Born in that weird, vulnerable moment between being awake and asleep, this set of texts explores dream logic, surrealism, and the absurd.
In 1958, as part of the “Great Leap Forward,” the Chinese government identified four “pests” that were hindering progress: rats, flies, mosquitoes, and sparrows.
One sparrow eats approximately 4.5kg of grain per year.
If you kill 1 million sparrows, you save enough food to feed 60,000 humans.
Therefore, total extermination = maximum food security.
Scientists who pointed out that “sparrows also eat bugs” were labeled as counter-revolutionary alarmists. The government decided to delete the “Sparrow” file from the country’s operating system.
The Tactics (Total War)
This wasn’t just a hunting trip; it was a mobilized national effort involving hundreds of millions of people. The strategy was exhaustion warfare.
The Noise Attack: On designated days, citizens took to the streets, rooftops, and hills with pots, pans, drums, and gongs. They created a deafening wall of noise that prevented sparrows from landing. The birds were forced to fly until they literally dropped dead from exhaustion or heart failure.
The “Ground Game”: Nests were torn down, eggs were smashed, and chicks were killed.
The Stats: It is estimated that hundreds of millions (some sources say nearly a billion) sparrows were killed. The Shanghai populace alone killed over 1.3 million sparrows in just two days in April 1958.
The Ecological “Kernel Panic”
By 1959, the sparrow population was effectively zero. The harvest that year should have been record-breaking. Instead, it was a disaster.
The government had forgotten that the Eurasian Tree Sparrow is the primary predator of the locust and other crop-eating insects.
With the “air defense” system (sparrows) removed, the insect population exploded.
Locust swarms blanketed the fields, devouring the crops that the sparrows were supposed to be “stealing.”
The ecological imbalance contributed significantly to the Great Chinese Famine, which resulted in tens of millions of deaths.
The “Hotfix”
In April 1960, the government realized its error. In a panic, they scrubbed “Sparrows” from the Four Pests list and replaced them with bed bugs.
But the damage was done.

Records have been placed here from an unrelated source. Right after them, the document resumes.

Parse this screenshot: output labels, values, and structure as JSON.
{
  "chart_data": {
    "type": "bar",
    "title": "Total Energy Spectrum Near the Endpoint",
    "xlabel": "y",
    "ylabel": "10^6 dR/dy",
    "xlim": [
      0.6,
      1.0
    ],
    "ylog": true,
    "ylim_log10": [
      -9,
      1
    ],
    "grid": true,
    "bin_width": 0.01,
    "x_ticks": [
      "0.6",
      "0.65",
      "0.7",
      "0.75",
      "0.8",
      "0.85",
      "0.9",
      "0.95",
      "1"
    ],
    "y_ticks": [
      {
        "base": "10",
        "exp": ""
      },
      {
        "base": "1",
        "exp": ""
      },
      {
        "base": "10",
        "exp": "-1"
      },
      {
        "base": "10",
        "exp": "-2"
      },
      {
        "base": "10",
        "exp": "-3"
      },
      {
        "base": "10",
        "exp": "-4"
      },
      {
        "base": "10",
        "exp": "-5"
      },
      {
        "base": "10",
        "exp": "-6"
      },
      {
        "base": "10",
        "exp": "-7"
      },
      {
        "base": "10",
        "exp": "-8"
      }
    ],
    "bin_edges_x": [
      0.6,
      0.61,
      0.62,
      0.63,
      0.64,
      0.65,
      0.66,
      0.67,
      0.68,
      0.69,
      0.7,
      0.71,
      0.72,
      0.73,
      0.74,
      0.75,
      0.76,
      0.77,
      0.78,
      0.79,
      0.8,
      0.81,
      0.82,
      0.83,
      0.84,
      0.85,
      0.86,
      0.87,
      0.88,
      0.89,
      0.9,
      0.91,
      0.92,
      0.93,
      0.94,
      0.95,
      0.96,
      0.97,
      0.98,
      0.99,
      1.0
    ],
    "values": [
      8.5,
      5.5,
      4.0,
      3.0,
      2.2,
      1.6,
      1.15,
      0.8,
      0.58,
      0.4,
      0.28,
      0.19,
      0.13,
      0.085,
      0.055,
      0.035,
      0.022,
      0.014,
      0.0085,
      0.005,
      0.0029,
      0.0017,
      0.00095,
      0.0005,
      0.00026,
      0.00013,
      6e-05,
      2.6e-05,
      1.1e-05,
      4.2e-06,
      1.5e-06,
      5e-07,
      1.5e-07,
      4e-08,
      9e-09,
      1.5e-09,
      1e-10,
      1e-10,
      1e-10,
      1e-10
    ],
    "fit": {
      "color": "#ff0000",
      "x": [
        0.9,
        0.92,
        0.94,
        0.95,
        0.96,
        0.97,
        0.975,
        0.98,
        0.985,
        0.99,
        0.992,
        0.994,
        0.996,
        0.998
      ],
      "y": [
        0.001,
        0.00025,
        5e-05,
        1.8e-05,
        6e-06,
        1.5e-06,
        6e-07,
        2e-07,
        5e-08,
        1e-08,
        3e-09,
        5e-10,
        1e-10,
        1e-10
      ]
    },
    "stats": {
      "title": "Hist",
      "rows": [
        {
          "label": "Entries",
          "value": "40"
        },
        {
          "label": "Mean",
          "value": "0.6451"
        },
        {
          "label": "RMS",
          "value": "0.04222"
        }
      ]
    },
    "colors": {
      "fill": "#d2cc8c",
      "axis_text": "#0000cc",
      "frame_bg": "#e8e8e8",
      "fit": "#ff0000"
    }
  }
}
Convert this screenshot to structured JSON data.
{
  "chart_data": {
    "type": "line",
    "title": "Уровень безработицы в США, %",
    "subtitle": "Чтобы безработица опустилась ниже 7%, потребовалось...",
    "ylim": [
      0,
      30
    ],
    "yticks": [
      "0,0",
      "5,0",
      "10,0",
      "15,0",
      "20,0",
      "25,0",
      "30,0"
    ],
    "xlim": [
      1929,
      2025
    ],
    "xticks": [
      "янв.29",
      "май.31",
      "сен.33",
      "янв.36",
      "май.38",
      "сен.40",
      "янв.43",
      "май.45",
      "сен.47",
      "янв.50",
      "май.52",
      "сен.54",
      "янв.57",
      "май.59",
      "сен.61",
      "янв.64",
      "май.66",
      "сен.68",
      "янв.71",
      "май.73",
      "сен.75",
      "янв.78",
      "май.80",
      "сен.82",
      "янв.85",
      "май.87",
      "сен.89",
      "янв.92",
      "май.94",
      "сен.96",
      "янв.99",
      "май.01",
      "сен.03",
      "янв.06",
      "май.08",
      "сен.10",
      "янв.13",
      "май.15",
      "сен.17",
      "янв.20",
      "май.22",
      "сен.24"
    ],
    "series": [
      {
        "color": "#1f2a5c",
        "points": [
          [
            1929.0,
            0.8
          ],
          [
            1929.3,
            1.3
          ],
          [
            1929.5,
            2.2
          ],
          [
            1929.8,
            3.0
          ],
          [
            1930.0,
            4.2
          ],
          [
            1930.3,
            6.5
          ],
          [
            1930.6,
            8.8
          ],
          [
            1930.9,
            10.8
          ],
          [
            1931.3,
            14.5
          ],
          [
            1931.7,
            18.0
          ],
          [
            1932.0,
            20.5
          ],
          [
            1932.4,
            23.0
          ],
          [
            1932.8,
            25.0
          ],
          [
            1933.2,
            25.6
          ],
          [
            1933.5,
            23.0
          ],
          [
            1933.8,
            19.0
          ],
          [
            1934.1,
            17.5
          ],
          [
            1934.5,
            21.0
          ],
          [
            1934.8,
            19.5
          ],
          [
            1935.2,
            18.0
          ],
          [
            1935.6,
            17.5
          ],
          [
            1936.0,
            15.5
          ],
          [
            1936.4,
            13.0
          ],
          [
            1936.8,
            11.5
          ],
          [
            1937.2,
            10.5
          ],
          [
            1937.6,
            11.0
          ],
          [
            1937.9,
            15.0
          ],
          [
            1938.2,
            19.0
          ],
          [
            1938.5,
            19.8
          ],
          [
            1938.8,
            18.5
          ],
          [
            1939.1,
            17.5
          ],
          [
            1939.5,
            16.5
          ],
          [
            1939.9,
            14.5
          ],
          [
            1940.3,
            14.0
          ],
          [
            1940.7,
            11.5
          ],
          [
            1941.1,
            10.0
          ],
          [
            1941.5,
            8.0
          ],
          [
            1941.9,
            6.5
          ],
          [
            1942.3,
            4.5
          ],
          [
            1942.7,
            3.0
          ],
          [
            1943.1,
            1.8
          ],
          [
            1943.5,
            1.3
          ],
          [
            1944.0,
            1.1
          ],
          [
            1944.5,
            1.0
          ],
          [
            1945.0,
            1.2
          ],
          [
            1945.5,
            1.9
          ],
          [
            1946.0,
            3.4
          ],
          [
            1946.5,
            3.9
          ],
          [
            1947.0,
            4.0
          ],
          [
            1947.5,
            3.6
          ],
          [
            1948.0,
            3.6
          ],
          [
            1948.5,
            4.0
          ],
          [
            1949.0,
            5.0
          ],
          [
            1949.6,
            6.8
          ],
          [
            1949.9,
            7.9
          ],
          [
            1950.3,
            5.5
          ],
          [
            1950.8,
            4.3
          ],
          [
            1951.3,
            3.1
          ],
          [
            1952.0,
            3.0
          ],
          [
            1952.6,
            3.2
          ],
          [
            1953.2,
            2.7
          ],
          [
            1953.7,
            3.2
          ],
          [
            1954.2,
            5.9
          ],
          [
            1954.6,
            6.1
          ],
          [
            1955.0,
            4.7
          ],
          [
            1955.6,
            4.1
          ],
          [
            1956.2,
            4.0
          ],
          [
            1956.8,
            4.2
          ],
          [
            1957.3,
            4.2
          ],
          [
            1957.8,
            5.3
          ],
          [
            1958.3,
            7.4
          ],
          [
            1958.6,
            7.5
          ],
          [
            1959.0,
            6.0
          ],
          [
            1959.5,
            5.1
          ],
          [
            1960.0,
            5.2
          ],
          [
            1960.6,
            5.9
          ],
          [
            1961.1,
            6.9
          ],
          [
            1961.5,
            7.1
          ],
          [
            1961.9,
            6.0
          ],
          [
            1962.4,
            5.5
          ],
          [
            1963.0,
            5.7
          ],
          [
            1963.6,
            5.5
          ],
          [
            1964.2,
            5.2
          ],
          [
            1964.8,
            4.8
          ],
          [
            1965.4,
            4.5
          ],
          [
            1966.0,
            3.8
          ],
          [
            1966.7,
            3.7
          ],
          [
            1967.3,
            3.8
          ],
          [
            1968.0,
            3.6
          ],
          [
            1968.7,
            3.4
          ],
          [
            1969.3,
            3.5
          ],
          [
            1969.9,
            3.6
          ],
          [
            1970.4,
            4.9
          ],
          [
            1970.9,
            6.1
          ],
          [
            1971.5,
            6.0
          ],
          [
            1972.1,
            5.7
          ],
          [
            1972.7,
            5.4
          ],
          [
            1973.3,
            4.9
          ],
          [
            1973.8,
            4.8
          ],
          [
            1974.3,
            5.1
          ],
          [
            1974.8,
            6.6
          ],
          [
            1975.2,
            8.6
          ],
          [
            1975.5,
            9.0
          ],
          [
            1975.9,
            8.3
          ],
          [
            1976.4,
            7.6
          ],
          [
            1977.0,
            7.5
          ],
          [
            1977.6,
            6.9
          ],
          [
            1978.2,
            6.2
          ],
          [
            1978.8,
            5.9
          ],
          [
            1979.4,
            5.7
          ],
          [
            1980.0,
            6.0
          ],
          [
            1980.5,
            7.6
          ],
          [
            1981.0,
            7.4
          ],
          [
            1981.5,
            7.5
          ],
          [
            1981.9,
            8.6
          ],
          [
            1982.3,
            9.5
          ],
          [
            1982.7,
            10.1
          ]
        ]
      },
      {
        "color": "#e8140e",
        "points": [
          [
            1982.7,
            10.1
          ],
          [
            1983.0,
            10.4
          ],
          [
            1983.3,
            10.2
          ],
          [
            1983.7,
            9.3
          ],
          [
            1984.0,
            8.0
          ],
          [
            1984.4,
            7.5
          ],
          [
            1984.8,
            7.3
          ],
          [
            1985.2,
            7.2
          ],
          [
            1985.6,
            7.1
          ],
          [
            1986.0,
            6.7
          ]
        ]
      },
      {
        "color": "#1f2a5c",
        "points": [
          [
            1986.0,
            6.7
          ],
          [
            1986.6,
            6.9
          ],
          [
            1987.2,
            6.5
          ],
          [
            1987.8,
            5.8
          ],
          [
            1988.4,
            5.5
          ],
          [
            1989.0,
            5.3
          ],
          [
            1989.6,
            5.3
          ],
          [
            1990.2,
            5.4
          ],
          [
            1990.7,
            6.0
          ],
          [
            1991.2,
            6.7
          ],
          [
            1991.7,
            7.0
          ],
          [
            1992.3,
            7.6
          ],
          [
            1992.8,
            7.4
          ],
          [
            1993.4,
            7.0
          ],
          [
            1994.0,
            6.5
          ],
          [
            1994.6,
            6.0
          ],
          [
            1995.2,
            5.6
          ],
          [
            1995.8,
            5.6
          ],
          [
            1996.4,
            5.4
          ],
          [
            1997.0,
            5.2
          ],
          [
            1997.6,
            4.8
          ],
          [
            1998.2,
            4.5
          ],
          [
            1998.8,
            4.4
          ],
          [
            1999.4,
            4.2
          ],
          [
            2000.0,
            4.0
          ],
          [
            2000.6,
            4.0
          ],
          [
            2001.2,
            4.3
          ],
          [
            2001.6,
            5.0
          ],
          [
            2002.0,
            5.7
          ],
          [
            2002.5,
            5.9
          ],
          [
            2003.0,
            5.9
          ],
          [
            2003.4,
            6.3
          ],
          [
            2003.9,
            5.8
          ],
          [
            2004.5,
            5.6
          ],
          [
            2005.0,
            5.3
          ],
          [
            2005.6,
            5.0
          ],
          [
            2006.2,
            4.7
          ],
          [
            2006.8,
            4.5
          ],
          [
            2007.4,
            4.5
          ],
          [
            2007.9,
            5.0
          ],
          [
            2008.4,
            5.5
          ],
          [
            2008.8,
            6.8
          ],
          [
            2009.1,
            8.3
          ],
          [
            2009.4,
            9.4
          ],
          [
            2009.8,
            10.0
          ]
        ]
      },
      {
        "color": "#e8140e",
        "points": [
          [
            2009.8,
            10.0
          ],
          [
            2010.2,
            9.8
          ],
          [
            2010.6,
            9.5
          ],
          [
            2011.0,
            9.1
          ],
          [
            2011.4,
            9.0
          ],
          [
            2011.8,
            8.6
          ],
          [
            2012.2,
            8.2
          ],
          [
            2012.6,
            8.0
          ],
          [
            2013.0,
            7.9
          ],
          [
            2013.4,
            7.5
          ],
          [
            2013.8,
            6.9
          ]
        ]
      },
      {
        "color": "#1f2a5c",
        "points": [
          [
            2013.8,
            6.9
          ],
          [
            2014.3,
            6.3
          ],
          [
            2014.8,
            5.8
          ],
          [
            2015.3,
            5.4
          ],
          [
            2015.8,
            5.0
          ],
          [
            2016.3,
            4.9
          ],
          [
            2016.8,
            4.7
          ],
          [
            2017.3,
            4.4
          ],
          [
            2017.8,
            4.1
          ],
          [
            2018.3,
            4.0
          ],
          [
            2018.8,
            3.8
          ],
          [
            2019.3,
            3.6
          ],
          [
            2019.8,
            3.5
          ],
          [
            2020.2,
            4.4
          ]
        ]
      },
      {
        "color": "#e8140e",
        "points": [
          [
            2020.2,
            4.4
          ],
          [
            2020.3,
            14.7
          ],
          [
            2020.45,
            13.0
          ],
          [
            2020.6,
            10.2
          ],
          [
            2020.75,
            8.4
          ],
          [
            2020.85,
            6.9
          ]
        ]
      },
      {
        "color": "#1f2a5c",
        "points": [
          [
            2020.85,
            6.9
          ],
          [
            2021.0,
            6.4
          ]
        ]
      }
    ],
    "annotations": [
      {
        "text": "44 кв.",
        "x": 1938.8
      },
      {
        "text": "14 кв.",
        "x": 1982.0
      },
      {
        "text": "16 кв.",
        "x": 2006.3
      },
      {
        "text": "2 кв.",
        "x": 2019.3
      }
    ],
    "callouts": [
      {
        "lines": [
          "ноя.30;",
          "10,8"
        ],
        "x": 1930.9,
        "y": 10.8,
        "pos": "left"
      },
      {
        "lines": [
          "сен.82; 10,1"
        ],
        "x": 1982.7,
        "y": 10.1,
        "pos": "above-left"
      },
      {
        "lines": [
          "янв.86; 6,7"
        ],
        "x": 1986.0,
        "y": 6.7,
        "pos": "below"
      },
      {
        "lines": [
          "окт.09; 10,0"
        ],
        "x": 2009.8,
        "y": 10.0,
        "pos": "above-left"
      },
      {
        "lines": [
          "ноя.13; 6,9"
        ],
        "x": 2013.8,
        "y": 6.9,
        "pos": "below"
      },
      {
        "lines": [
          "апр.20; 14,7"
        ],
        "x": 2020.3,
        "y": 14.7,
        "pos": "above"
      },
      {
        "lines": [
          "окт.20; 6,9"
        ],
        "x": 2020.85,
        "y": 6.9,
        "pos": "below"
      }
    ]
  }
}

The ecosystem couldn’t reboot fast enough. In a surreal twist of irony, the Chinese government—which had just spent years demonizing the sparrow—eventually had to import 250,000 sparrows from the Soviet Union to repopulate the country and fight the locusts.
It remains one of the only times in history a government has declared war on a bird, won the war, and then immediately lost the peace.